King, then we get to ‘male A’.

Tipping J And the Judge was really quite with respect spartan in her directions on the evidence on that point but that on its own would probably not be significant but it’s a very spartan summing up

Templeton And it just underlines the need for separate counts because then in fairness the Burger King could be isolated and looked on its own and address the callers ‘male A’ threat would have

Tipping J Well I’m looking at what I’m calling the vicarious ones just as a group of them Mr Templeton to say just ‘the callers’ in what you might call a broad way, when some of them were of one character and others were not, is well not totally helpful, but you know that on it’s own wouldn’t really get one very far. It’s just part of the whole picture.

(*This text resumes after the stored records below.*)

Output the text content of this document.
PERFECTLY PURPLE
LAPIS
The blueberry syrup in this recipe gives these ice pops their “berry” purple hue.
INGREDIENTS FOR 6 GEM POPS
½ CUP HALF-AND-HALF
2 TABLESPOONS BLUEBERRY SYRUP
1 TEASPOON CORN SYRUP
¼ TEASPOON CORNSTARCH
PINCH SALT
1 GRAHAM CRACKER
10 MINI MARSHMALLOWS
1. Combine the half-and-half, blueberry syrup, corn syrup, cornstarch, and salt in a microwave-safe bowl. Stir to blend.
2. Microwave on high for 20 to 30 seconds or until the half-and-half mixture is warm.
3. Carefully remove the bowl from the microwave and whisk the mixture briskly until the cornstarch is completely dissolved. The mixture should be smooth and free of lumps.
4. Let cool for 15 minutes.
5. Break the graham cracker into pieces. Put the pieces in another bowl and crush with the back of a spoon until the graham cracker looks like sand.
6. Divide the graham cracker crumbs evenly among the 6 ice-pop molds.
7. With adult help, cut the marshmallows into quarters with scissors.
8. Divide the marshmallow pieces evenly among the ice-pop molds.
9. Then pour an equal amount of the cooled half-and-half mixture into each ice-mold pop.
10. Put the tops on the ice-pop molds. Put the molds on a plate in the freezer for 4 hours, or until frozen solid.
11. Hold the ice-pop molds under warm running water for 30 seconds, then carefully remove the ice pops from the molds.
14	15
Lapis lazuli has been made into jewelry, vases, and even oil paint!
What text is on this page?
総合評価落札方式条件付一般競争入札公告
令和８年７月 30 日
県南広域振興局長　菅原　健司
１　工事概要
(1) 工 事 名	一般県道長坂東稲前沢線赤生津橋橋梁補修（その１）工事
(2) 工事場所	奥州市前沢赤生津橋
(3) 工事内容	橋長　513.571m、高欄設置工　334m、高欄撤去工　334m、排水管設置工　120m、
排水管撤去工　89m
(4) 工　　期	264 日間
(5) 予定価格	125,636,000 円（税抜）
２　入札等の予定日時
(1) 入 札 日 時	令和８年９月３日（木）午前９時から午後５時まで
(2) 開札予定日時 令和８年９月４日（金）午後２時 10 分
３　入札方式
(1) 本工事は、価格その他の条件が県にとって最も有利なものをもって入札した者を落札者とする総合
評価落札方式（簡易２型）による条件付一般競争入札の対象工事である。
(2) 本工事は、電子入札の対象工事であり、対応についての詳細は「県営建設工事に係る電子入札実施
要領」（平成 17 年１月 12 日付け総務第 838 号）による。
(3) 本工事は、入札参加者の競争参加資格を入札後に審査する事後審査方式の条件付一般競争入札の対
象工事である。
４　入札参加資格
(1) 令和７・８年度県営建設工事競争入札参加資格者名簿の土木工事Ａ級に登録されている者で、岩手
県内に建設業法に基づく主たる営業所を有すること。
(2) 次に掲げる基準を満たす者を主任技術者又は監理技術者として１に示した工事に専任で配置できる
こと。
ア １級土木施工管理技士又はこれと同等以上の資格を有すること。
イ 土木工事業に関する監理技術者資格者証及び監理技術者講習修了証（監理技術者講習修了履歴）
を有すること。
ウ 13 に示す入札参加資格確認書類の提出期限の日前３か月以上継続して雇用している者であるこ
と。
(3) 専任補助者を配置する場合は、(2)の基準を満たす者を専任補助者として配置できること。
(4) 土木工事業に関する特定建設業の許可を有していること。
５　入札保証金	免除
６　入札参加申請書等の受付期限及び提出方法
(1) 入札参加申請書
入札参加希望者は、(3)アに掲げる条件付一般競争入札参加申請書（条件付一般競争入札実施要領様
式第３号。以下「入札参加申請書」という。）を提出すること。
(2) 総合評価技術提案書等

Templeton Yes but one thing I’ll say about these calls, although it’s not really apparent is there is a mixed series of motives it would appear for the money discussion. There is the money owed to the company in China. There is the claim about the return of the IOU note which the appellant found that the complainant had taken that belonged to her, she says unlawfully. There was also the discussion about the immigration status generally, so you have a mixed series of topics for these calls. So it’s not a situation of the breaking a leg threat for the money. What money? It’s continuous all the way through. It pops up but it’s not continuous. And the last point I would mention is reference is made again to the relevant test in the difference between balance of probabilities and reasonable evidence, so I just draw the Court’s attention to Justice Cooke, was in Buckton who drew a practical distinction between the two tests. He said that the balance of probabilities test was rigid, or more rigid and therefore it didn’t allow for the flexibility that the reasonable evidence test so provided. Justice Somers agreed with him on that and then referred to the reference as being safe to admit which is also what Justice Cooke had mentioned. The majority decision didn’t refer at all to the safeness issue and Justice Cooke felt that the balance of probabilities was less flexible and more rigid. I can’t actually find the exact passage to hand at the moment but it’s apparent when one reads it

Tipping J Is there not a more fundamental difference, namely that the real issue is whether this evidence should go to the jury not whether the Court thinks it measures up to a pre-ordained standard of proof? The latter being a sort of indirect way of saying it’s sufficient to go to the jury, but the key point is will you admit it so that the jury can consider. Surely the focus should be on that rather than some abstract standard of proof.

Templeton Well as I tried to say in my opening I think there are two aspects to it.

One is that in the context of this particular case when it’s dependent upon one person a lot of caution needs to be exercised by the trial Judge

Tipping J That’s application. I’m asking you whether you agree or disagree conceptually with that distinction.

Templeton Yes, with the distinction, yes. Those are my submissions.

Elias CJ Thank you Mr Templeton. Thank you counsel for your help. We’ll reserve our decision.